KabarDermayu.com – Koperasi Desa Merah Putih (Kopdes Merah Putih) diharapkan menjadi instrumen penting dalam menggerakkan kemandirian ekonomi masyarakat desa.
Harapan ini diutarakan oleh Asep Rahmat S, Kepala Desa Payung, Kecamatan Rajagaluh, Kabupaten Majalengka, Jawa Barat. Ia menilai program Kopdes Merah Putih sangat relevan dengan kebutuhan masyarakat di desanya.
“Arah kebijakan Presiden melalui program Kopdes ini memang sesuai kebutuhan masyarakat,” ujar Asep, Jumat, 15 Mei 2026.
Menurutnya, program ini akan membawa modernisasi ekonomi desa yang lebih kokoh. Selain itu, akan tercipta stabilitas harga pangan yang terjangkau dan kemandirian desa di seluruh Indonesia.
Di Desa Payung, Kopdes Merah Putih berupaya memaksimalkan potensi lokal, khususnya di sektor pariwisata. Asep memastikan bahwa selain program yang telah ditetapkan oleh Presiden, pihaknya juga akan fokus pada pengembangan potensi wisata desa.
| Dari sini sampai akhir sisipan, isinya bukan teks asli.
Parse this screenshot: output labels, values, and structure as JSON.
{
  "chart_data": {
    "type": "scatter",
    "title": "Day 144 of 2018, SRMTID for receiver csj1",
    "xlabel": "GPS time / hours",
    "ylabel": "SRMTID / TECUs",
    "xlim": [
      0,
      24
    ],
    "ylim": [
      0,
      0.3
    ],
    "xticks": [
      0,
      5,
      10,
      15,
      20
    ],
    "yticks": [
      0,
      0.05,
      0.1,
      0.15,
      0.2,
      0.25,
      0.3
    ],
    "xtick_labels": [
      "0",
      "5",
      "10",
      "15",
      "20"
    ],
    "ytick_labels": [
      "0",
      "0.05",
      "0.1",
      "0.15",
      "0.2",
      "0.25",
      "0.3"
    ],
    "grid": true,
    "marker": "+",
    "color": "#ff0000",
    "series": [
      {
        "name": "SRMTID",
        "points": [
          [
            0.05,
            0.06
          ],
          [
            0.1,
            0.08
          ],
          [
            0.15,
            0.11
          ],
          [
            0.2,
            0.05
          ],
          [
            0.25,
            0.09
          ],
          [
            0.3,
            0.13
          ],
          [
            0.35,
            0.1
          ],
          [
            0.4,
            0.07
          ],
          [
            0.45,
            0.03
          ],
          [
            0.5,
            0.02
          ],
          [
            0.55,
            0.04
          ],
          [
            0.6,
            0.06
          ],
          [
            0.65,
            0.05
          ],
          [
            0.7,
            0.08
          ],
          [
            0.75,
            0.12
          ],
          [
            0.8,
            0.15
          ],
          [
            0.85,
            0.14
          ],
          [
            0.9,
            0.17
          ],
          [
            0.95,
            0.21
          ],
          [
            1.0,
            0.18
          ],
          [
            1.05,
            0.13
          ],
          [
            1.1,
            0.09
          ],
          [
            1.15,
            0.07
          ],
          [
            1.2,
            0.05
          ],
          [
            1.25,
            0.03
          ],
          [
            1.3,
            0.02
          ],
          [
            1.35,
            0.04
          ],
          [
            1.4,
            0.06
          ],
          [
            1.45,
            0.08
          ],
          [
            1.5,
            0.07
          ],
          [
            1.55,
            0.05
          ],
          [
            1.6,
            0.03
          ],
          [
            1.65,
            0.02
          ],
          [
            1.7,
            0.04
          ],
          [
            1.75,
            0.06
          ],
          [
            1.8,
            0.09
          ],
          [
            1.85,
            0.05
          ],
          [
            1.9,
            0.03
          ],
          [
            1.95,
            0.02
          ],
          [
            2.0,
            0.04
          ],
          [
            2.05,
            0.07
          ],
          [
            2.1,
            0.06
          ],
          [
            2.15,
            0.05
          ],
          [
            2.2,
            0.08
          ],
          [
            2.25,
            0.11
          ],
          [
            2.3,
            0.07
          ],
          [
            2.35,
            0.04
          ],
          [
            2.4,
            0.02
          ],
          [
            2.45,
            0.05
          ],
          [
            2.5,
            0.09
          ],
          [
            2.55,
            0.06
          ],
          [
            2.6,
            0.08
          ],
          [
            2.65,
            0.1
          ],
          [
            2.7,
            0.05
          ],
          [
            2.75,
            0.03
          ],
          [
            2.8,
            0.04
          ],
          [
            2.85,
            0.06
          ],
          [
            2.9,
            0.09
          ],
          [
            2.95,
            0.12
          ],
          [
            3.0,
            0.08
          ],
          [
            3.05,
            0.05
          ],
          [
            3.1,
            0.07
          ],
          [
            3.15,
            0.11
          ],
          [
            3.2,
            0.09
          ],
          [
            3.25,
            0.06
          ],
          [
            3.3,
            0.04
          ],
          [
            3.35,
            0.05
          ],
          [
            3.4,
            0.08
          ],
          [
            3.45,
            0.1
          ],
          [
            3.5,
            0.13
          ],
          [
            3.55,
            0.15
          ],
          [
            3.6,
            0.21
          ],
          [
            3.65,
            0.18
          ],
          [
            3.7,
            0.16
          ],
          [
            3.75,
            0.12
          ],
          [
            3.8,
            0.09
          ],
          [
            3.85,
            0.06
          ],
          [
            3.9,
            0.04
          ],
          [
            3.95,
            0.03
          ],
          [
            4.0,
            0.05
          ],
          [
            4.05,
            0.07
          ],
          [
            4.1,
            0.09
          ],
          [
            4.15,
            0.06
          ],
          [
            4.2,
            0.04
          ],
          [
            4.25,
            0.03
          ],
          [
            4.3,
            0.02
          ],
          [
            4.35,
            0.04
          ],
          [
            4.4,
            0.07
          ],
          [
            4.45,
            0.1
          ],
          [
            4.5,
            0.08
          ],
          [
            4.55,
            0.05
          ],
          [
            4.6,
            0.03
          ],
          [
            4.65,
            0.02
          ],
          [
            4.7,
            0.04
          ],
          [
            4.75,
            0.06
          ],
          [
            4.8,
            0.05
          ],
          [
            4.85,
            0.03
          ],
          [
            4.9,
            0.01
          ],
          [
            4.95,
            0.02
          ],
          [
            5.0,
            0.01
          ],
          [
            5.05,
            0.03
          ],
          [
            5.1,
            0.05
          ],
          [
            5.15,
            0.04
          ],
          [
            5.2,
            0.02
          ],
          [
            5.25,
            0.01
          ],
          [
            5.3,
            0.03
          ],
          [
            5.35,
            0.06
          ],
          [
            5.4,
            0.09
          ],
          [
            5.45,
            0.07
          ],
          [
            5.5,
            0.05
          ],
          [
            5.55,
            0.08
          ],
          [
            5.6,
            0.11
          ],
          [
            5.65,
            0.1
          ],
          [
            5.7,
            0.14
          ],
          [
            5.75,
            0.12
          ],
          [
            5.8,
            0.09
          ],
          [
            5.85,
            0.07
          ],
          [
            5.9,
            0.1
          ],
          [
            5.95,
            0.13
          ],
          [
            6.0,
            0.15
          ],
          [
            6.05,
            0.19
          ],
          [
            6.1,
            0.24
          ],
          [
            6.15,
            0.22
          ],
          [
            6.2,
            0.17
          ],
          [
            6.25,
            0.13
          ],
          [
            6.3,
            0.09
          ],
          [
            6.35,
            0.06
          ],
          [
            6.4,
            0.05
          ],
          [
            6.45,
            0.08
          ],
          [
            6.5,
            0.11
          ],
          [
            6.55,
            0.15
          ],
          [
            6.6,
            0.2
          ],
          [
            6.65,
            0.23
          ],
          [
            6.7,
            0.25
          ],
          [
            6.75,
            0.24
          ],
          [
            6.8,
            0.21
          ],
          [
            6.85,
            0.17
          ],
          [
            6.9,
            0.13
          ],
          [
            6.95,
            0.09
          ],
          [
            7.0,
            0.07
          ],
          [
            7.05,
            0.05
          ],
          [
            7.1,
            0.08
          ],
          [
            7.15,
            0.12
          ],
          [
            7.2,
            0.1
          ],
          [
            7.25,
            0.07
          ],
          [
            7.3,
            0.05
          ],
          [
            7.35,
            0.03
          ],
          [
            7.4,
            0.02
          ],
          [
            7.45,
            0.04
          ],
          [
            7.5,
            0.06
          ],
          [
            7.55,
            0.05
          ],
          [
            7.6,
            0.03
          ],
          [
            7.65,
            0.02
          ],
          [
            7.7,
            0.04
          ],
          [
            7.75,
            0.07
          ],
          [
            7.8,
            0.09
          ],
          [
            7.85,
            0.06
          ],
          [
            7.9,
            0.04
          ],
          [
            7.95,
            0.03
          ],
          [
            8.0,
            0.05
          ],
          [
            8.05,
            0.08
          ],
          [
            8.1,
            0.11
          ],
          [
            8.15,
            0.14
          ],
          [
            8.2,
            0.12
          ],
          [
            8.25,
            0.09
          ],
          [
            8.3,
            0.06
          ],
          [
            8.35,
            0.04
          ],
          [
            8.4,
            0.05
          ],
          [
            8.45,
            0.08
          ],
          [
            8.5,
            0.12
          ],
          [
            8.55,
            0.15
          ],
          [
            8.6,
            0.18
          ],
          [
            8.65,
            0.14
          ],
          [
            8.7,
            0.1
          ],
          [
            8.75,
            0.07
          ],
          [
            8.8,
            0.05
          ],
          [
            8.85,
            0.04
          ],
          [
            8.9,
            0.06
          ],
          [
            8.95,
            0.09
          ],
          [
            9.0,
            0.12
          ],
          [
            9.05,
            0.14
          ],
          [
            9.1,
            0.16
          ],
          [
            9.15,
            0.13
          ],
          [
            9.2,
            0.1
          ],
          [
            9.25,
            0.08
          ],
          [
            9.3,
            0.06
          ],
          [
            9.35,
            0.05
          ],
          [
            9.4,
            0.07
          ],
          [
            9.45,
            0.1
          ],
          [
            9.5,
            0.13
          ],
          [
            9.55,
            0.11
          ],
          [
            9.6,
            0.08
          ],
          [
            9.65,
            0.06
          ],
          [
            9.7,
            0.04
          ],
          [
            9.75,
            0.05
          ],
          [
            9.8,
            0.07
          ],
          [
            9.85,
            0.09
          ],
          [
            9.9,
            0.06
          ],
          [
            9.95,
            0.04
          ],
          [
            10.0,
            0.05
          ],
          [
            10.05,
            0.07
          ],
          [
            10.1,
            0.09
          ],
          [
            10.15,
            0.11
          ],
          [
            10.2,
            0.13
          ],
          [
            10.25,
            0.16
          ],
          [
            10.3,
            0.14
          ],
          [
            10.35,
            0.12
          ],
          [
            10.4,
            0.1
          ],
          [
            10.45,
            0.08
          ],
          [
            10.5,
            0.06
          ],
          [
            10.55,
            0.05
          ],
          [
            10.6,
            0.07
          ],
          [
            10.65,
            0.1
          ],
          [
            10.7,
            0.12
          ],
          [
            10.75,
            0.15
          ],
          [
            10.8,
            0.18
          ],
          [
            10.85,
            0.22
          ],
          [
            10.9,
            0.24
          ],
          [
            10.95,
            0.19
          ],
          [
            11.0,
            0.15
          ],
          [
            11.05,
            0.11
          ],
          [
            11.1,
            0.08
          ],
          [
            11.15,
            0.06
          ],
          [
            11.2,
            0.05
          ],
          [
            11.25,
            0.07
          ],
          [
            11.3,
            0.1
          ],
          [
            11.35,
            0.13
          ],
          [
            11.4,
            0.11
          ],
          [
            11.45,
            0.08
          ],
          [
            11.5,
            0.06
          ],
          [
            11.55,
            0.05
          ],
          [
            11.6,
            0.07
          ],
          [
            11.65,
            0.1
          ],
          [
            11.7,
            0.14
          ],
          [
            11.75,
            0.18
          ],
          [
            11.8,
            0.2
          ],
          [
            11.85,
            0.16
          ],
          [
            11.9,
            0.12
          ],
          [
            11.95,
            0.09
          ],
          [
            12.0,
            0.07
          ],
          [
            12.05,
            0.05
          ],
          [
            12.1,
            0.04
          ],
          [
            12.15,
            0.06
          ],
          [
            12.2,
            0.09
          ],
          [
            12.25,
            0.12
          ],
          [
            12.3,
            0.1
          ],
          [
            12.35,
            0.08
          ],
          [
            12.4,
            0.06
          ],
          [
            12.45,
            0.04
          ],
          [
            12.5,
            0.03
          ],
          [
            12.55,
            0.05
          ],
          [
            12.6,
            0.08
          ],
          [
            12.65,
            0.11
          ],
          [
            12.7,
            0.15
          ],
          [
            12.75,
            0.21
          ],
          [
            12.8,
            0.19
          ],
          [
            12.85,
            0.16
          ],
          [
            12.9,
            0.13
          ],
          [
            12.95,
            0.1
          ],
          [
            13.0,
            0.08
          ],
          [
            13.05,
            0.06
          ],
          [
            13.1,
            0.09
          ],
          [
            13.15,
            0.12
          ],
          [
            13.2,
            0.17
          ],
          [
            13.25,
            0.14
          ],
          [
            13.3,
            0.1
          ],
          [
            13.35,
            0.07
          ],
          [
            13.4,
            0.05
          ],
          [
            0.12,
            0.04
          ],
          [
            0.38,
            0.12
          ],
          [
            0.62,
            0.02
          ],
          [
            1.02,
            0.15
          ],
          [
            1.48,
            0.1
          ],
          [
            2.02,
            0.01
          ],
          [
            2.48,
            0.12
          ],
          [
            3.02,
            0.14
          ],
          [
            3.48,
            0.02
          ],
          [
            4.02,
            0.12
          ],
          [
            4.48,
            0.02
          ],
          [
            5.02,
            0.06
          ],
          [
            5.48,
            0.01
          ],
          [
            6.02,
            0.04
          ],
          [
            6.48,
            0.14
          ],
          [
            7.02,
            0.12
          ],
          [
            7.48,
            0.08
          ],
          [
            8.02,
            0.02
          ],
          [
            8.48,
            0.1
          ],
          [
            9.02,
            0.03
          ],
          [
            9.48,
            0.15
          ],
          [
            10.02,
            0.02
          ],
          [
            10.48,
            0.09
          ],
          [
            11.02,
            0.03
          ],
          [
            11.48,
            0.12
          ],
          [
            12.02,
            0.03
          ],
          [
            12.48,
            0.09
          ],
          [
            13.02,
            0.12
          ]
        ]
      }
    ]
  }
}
“Hal ini sangat logis mengingat desa kami memiliki banyak potensi wisata,” jelas Asep.
Selain pariwisata, Kopdes Merah Putih di Desa Payung juga memprioritaskan pengembangan usaha pertanian. Salah satu langkah konkretnya adalah pembangunan unit penampungan gabah padi untuk memutus monopoli para bandar.
Asep menambahkan, Kopdes juga akan menyediakan permodalan untuk berbagai komoditas pertanian seperti padi, bawang merah, jagung, durian, dan melinjo. Pembangunan unit penampungan gabah padi diharapkan dapat menstabilkan pasokan beras di desa tanpa adanya praktik monopoli.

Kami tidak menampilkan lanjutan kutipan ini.